The town, formerly called Elengubu – and currently named after the district where it is located – was discovered after the man walked through a succession of tunnels. Later investigations revealed that it was 18 stories high and 85 meters deep and housed everything from chapels and schools to stables.
Derinkuyu is said to have been created between the 8th and 7th centuries BC. AD, according to archaeologists from the Turkish Department of Culture. It reached its peak during the Byzantine era (c. AD 395 to AD 1453), when it was transformed into a maze of tunnels, chambers and halls spread over 445 square kilometers. The network of tunnels and passages contained hidden entrances, ventilation shafts, and water shafts and channels. There are traces of the use of parts of the complex in the 20th century, but in general the city was abandoned for centuries.
auspicious rocks
Formed by deposits of volcanic ash, the local rock is soft, an facilitating factor for what was done there, but the Phrygian inhabitants of the region who initiated the construction did not expand it much. According to a manuscript from around 370 BC that possibly describes Derinkuyu, underground dwellings at the time were large enough for a family, domestic animals, and food. Later, however, the work was expanded and even connected to other underground cities in the region.

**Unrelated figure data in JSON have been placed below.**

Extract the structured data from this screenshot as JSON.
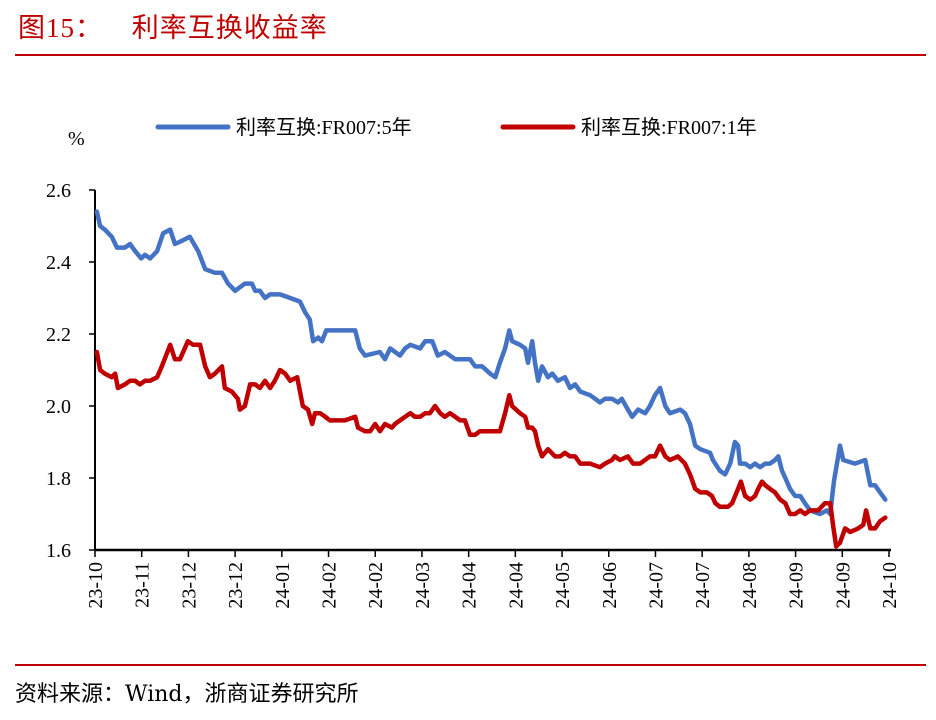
{
  "figure": {
    "label": "图15：",
    "title": "利率互换收益率",
    "source": "资料来源：Wind，浙商证券研究所"
  },
  "chart_data": {
    "type": "line",
    "title": "利率互换收益率",
    "ylabel": "%",
    "xlabel": "",
    "ylim": [
      1.6,
      2.6
    ],
    "yticks": [
      1.6,
      1.8,
      2.0,
      2.2,
      2.4,
      2.6
    ],
    "ytick_labels": [
      "1.6",
      "1.8",
      "2.0",
      "2.2",
      "2.4",
      "2.6"
    ],
    "x_tick_labels": [
      "23-10",
      "23-11",
      "23-12",
      "23-12",
      "24-01",
      "24-02",
      "24-02",
      "24-03",
      "24-04",
      "24-04",
      "24-05",
      "24-06",
      "24-07",
      "24-07",
      "24-08",
      "24-09",
      "24-09",
      "24-10"
    ],
    "x_unit_note": "x values are positions measured in tick intervals from the first tick label",
    "xlim": [
      0,
      17
    ],
    "grid": false,
    "legend_position": "top",
    "series": [
      {
        "name": "利率互换:FR007:5年",
        "color": "#4472c4",
        "points": [
          [
            0.04,
            2.54
          ],
          [
            0.11,
            2.5
          ],
          [
            0.21,
            2.49
          ],
          [
            0.36,
            2.47
          ],
          [
            0.47,
            2.44
          ],
          [
            0.64,
            2.44
          ],
          [
            0.75,
            2.45
          ],
          [
            0.86,
            2.43
          ],
          [
            0.99,
            2.41
          ],
          [
            1.07,
            2.42
          ],
          [
            1.18,
            2.41
          ],
          [
            1.33,
            2.43
          ],
          [
            1.46,
            2.48
          ],
          [
            1.61,
            2.49
          ],
          [
            1.71,
            2.45
          ],
          [
            1.88,
            2.46
          ],
          [
            2.03,
            2.47
          ],
          [
            2.21,
            2.43
          ],
          [
            2.36,
            2.38
          ],
          [
            2.57,
            2.37
          ],
          [
            2.72,
            2.37
          ],
          [
            2.85,
            2.34
          ],
          [
            3.0,
            2.32
          ],
          [
            3.21,
            2.34
          ],
          [
            3.36,
            2.34
          ],
          [
            3.43,
            2.32
          ],
          [
            3.53,
            2.32
          ],
          [
            3.64,
            2.3
          ],
          [
            3.75,
            2.31
          ],
          [
            3.85,
            2.31
          ],
          [
            3.96,
            2.31
          ],
          [
            4.18,
            2.3
          ],
          [
            4.39,
            2.29
          ],
          [
            4.5,
            2.26
          ],
          [
            4.6,
            2.24
          ],
          [
            4.67,
            2.18
          ],
          [
            4.78,
            2.19
          ],
          [
            4.86,
            2.18
          ],
          [
            4.95,
            2.21
          ],
          [
            5.14,
            2.21
          ],
          [
            5.57,
            2.21
          ],
          [
            5.67,
            2.16
          ],
          [
            5.78,
            2.14
          ],
          [
            6.1,
            2.15
          ],
          [
            6.21,
            2.13
          ],
          [
            6.32,
            2.16
          ],
          [
            6.53,
            2.14
          ],
          [
            6.64,
            2.16
          ],
          [
            6.75,
            2.17
          ],
          [
            6.96,
            2.16
          ],
          [
            7.07,
            2.18
          ],
          [
            7.22,
            2.18
          ],
          [
            7.34,
            2.14
          ],
          [
            7.49,
            2.15
          ],
          [
            7.71,
            2.13
          ],
          [
            8.03,
            2.13
          ],
          [
            8.14,
            2.11
          ],
          [
            8.29,
            2.11
          ],
          [
            8.46,
            2.09
          ],
          [
            8.57,
            2.08
          ],
          [
            8.67,
            2.12
          ],
          [
            8.78,
            2.16
          ],
          [
            8.87,
            2.21
          ],
          [
            8.93,
            2.18
          ],
          [
            9.1,
            2.17
          ],
          [
            9.21,
            2.16
          ],
          [
            9.27,
            2.12
          ],
          [
            9.36,
            2.18
          ],
          [
            9.42,
            2.12
          ],
          [
            9.49,
            2.07
          ],
          [
            9.57,
            2.11
          ],
          [
            9.7,
            2.08
          ],
          [
            9.79,
            2.09
          ],
          [
            9.91,
            2.07
          ],
          [
            10.06,
            2.08
          ],
          [
            10.17,
            2.05
          ],
          [
            10.28,
            2.06
          ],
          [
            10.39,
            2.04
          ],
          [
            10.6,
            2.03
          ],
          [
            10.71,
            2.02
          ],
          [
            10.81,
            2.01
          ],
          [
            10.92,
            2.02
          ],
          [
            11.07,
            2.02
          ],
          [
            11.2,
            2.01
          ],
          [
            11.28,
            2.02
          ],
          [
            11.41,
            1.99
          ],
          [
            11.5,
            1.97
          ],
          [
            11.63,
            1.99
          ],
          [
            11.78,
            1.98
          ],
          [
            11.88,
            2.0
          ],
          [
            11.99,
            2.03
          ],
          [
            12.1,
            2.05
          ],
          [
            12.21,
            2.0
          ],
          [
            12.31,
            1.98
          ],
          [
            12.53,
            1.99
          ],
          [
            12.63,
            1.98
          ],
          [
            12.74,
            1.95
          ],
          [
            12.85,
            1.89
          ],
          [
            12.96,
            1.88
          ],
          [
            13.17,
            1.87
          ],
          [
            13.23,
            1.85
          ],
          [
            13.38,
            1.82
          ],
          [
            13.49,
            1.81
          ],
          [
            13.6,
            1.84
          ],
          [
            13.7,
            1.9
          ],
          [
            13.77,
            1.89
          ],
          [
            13.81,
            1.84
          ],
          [
            13.92,
            1.84
          ],
          [
            14.03,
            1.83
          ],
          [
            14.13,
            1.84
          ],
          [
            14.24,
            1.83
          ],
          [
            14.35,
            1.84
          ],
          [
            14.45,
            1.84
          ],
          [
            14.56,
            1.85
          ],
          [
            14.63,
            1.86
          ],
          [
            14.71,
            1.82
          ],
          [
            14.78,
            1.8
          ],
          [
            14.88,
            1.77
          ],
          [
            14.99,
            1.75
          ],
          [
            15.1,
            1.75
          ],
          [
            15.2,
            1.73
          ],
          [
            15.31,
            1.71
          ],
          [
            15.52,
            1.7
          ],
          [
            15.67,
            1.71
          ],
          [
            15.74,
            1.7
          ],
          [
            15.82,
            1.79
          ],
          [
            15.95,
            1.89
          ],
          [
            16.02,
            1.85
          ],
          [
            16.27,
            1.84
          ],
          [
            16.49,
            1.85
          ],
          [
            16.6,
            1.78
          ],
          [
            16.7,
            1.78
          ],
          [
            16.81,
            1.76
          ],
          [
            16.92,
            1.74
          ]
        ]
      },
      {
        "name": "利率互换:FR007:1年",
        "color": "#c00000",
        "points": [
          [
            0.04,
            2.15
          ],
          [
            0.11,
            2.1
          ],
          [
            0.21,
            2.09
          ],
          [
            0.36,
            2.08
          ],
          [
            0.43,
            2.09
          ],
          [
            0.49,
            2.05
          ],
          [
            0.64,
            2.06
          ],
          [
            0.75,
            2.07
          ],
          [
            0.86,
            2.07
          ],
          [
            0.96,
            2.06
          ],
          [
            1.07,
            2.07
          ],
          [
            1.18,
            2.07
          ],
          [
            1.33,
            2.08
          ],
          [
            1.43,
            2.11
          ],
          [
            1.61,
            2.17
          ],
          [
            1.71,
            2.13
          ],
          [
            1.82,
            2.13
          ],
          [
            1.99,
            2.18
          ],
          [
            2.1,
            2.17
          ],
          [
            2.25,
            2.17
          ],
          [
            2.36,
            2.11
          ],
          [
            2.46,
            2.08
          ],
          [
            2.57,
            2.09
          ],
          [
            2.72,
            2.11
          ],
          [
            2.78,
            2.05
          ],
          [
            2.93,
            2.04
          ],
          [
            3.06,
            2.02
          ],
          [
            3.1,
            1.99
          ],
          [
            3.21,
            2.0
          ],
          [
            3.32,
            2.06
          ],
          [
            3.43,
            2.06
          ],
          [
            3.53,
            2.05
          ],
          [
            3.64,
            2.07
          ],
          [
            3.75,
            2.05
          ],
          [
            3.85,
            2.07
          ],
          [
            3.96,
            2.1
          ],
          [
            4.07,
            2.09
          ],
          [
            4.18,
            2.07
          ],
          [
            4.33,
            2.08
          ],
          [
            4.39,
            2.04
          ],
          [
            4.45,
            2.0
          ],
          [
            4.56,
            1.99
          ],
          [
            4.65,
            1.95
          ],
          [
            4.71,
            1.98
          ],
          [
            4.82,
            1.98
          ],
          [
            4.93,
            1.97
          ],
          [
            5.03,
            1.96
          ],
          [
            5.35,
            1.96
          ],
          [
            5.57,
            1.97
          ],
          [
            5.63,
            1.94
          ],
          [
            5.78,
            1.93
          ],
          [
            5.89,
            1.93
          ],
          [
            6.0,
            1.95
          ],
          [
            6.1,
            1.93
          ],
          [
            6.21,
            1.95
          ],
          [
            6.36,
            1.94
          ],
          [
            6.42,
            1.95
          ],
          [
            6.53,
            1.96
          ],
          [
            6.64,
            1.97
          ],
          [
            6.75,
            1.98
          ],
          [
            6.85,
            1.97
          ],
          [
            6.96,
            1.97
          ],
          [
            7.07,
            1.98
          ],
          [
            7.17,
            1.98
          ],
          [
            7.28,
            2.0
          ],
          [
            7.39,
            1.98
          ],
          [
            7.49,
            1.97
          ],
          [
            7.6,
            1.98
          ],
          [
            7.82,
            1.96
          ],
          [
            7.92,
            1.96
          ],
          [
            8.03,
            1.92
          ],
          [
            8.14,
            1.92
          ],
          [
            8.24,
            1.93
          ],
          [
            8.46,
            1.93
          ],
          [
            8.67,
            1.93
          ],
          [
            8.78,
            1.98
          ],
          [
            8.87,
            2.03
          ],
          [
            8.93,
            2.0
          ],
          [
            9.1,
            1.98
          ],
          [
            9.21,
            1.97
          ],
          [
            9.27,
            1.94
          ],
          [
            9.36,
            1.94
          ],
          [
            9.42,
            1.93
          ],
          [
            9.49,
            1.89
          ],
          [
            9.57,
            1.86
          ],
          [
            9.7,
            1.88
          ],
          [
            9.85,
            1.86
          ],
          [
            9.96,
            1.86
          ],
          [
            10.06,
            1.87
          ],
          [
            10.17,
            1.86
          ],
          [
            10.28,
            1.86
          ],
          [
            10.39,
            1.84
          ],
          [
            10.6,
            1.84
          ],
          [
            10.81,
            1.83
          ],
          [
            10.92,
            1.84
          ],
          [
            11.07,
            1.85
          ],
          [
            11.13,
            1.86
          ],
          [
            11.24,
            1.85
          ],
          [
            11.41,
            1.86
          ],
          [
            11.52,
            1.84
          ],
          [
            11.67,
            1.84
          ],
          [
            11.88,
            1.86
          ],
          [
            11.99,
            1.86
          ],
          [
            12.1,
            1.89
          ],
          [
            12.21,
            1.86
          ],
          [
            12.31,
            1.85
          ],
          [
            12.48,
            1.86
          ],
          [
            12.63,
            1.84
          ],
          [
            12.74,
            1.81
          ],
          [
            12.85,
            1.77
          ],
          [
            12.96,
            1.76
          ],
          [
            13.1,
            1.76
          ],
          [
            13.21,
            1.75
          ],
          [
            13.28,
            1.73
          ],
          [
            13.38,
            1.72
          ],
          [
            13.55,
            1.72
          ],
          [
            13.64,
            1.73
          ],
          [
            13.77,
            1.77
          ],
          [
            13.83,
            1.79
          ],
          [
            13.92,
            1.75
          ],
          [
            14.03,
            1.74
          ],
          [
            14.13,
            1.75
          ],
          [
            14.2,
            1.77
          ],
          [
            14.28,
            1.79
          ],
          [
            14.35,
            1.78
          ],
          [
            14.45,
            1.77
          ],
          [
            14.56,
            1.76
          ],
          [
            14.67,
            1.74
          ],
          [
            14.78,
            1.73
          ],
          [
            14.88,
            1.7
          ],
          [
            14.99,
            1.7
          ],
          [
            15.1,
            1.71
          ],
          [
            15.2,
            1.7
          ],
          [
            15.31,
            1.71
          ],
          [
            15.48,
            1.71
          ],
          [
            15.63,
            1.73
          ],
          [
            15.74,
            1.73
          ],
          [
            15.8,
            1.67
          ],
          [
            15.87,
            1.61
          ],
          [
            15.95,
            1.62
          ],
          [
            16.06,
            1.66
          ],
          [
            16.17,
            1.65
          ],
          [
            16.34,
            1.66
          ],
          [
            16.45,
            1.67
          ],
          [
            16.51,
            1.71
          ],
          [
            16.6,
            1.66
          ],
          [
            16.7,
            1.66
          ],
          [
            16.81,
            1.68
          ],
          [
            16.92,
            1.69
          ]
        ]
      }
    ]
  }
}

It was probably first thought to use soft rock for storage purposes, keeping food at cool and stable temperatures. From there, taking advantage of the geological peculiarities of the place for habitation and defense was not an unexpected leap. It turned out that the inhabitants of the lower levels, for example, could cut off the water supply to the upper and lower levels, preventing enemies from poisoning the supply. The tunnels could be blocked from the inside by round rolling stone doors, and the passages themselves were narrow enough to force invaders to line up one at a time.
The underground cities of Turkey have become a defense of the different populations against the rival occupiers of the region. The early Christians, for example, used the site to hide from the Romans. Muslims took refuge there during the Arab-Byzantine wars of 780 and 1180.
mass leak
There are reports of caves similar to those at Derinkuyu being used in 1909 to dare to sleep above ground,” wrote Richard MacGillivray Dawkins, a linguist at the University of Cambridge (UK), who was visiting the area in that time.” Regards […] that until recently, people lived entirely in these underground dwellings, with no houses above ground.
Derinkuyu is said to have been abandoned in the 1920s when the Cappadocian Greeks, defeated in the Greco-Turkish War, suddenly fled en masse to Greece. Later explorations revealed that the city was part of a collection of more than 200 small underground urban centers discovered in the region which could be connected to these tunnels, creating a huge underground network.